Снова обернувшись к окну, Нэйсмит полюбовался на жалкую улыбку своего отражения и в этот момент краем глаза заметил, как совсем рядом прошла женщина. Он чуть повернул голову и проследил взглядом, как она останавливается и садится на соседний диванчик. Теперь он мог разглядеть ее получше — типичная деловая женщина лет сорока, ростом около пяти футов семи дюймов, из которых как минимум пара дюймов приходится на каблуки. На ней был темно-серый костюм, под которым угадывалась превосходная фигура. Глаза скрыты за прямоугольными очками, убранные в пучок светлые волосы обрамляют спокойное, невозмутимое лицо.

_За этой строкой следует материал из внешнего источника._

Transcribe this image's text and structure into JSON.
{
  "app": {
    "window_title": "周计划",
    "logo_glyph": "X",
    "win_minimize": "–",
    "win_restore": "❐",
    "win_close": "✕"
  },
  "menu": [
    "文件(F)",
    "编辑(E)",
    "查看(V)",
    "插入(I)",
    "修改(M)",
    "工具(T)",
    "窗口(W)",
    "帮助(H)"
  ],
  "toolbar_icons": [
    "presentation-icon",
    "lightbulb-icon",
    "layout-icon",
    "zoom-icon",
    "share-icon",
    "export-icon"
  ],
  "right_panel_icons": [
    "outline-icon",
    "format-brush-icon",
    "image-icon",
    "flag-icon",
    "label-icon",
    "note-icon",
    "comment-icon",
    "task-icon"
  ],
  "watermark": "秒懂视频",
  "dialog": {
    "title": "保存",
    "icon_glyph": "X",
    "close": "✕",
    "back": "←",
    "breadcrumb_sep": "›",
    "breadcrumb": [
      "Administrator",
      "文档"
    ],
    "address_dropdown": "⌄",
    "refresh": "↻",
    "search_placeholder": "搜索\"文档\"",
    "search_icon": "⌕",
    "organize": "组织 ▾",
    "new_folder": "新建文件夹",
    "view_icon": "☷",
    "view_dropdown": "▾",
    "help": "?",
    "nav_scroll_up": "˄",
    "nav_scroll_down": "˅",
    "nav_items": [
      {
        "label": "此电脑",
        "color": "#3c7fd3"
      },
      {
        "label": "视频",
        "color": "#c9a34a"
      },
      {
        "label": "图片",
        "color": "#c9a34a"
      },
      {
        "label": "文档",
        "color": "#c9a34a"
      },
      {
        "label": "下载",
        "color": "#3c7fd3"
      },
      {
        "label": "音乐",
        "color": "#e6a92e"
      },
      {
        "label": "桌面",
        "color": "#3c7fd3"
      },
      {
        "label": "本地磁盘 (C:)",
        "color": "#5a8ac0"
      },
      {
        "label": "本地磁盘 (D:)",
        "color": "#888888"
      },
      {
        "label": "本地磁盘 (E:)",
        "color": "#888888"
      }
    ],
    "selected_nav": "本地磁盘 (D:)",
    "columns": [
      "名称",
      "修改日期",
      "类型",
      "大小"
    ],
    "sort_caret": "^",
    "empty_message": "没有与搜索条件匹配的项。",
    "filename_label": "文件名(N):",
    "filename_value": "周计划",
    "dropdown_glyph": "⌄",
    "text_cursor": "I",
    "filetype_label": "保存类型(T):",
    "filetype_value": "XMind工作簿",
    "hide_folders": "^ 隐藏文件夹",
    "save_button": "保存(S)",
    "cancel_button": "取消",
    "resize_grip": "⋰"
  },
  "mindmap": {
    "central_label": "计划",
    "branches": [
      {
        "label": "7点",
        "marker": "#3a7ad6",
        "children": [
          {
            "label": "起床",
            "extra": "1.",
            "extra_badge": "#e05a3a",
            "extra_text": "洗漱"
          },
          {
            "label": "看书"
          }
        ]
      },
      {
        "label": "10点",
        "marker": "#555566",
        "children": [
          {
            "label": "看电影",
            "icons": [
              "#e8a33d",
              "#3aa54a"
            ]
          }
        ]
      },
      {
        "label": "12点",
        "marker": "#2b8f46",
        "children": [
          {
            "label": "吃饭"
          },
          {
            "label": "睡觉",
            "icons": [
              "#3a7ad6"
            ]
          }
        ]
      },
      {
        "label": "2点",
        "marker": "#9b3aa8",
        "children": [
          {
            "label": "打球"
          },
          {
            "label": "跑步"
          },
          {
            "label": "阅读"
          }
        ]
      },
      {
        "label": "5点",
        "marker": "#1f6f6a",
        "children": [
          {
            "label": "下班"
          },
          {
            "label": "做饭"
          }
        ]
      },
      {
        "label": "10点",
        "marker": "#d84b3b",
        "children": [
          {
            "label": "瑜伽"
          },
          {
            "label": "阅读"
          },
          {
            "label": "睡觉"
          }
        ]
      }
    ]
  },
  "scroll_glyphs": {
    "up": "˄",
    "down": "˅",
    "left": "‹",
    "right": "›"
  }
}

Нэйсмит подвинулся так, чтобы оказаться ближе к женщине, и одновременно продолжал разглядывать ее отражение в окне. Когда она наконец посмотрела в его сторону, Нэйсмит непринужденно наклонился к столику — вроде бы с целью поставить стакан, но в то же время якобы случайно перехватил ее взгляд и как можно более приветливо улыбнулся.
Она улыбнулась в ответ и заговорила первой:
— Какой отсюда открывается прекрасный вид!
Тон ее был таким, каким обращаются к хорошему знакомому, а голос — низкий и приятный.
Нэйсмит позволил себе задержаться на ней взглядом чуть дольше.
— Да, верно. — Он посмотрел на городские огни. — Отсюда все выглядит по-иному.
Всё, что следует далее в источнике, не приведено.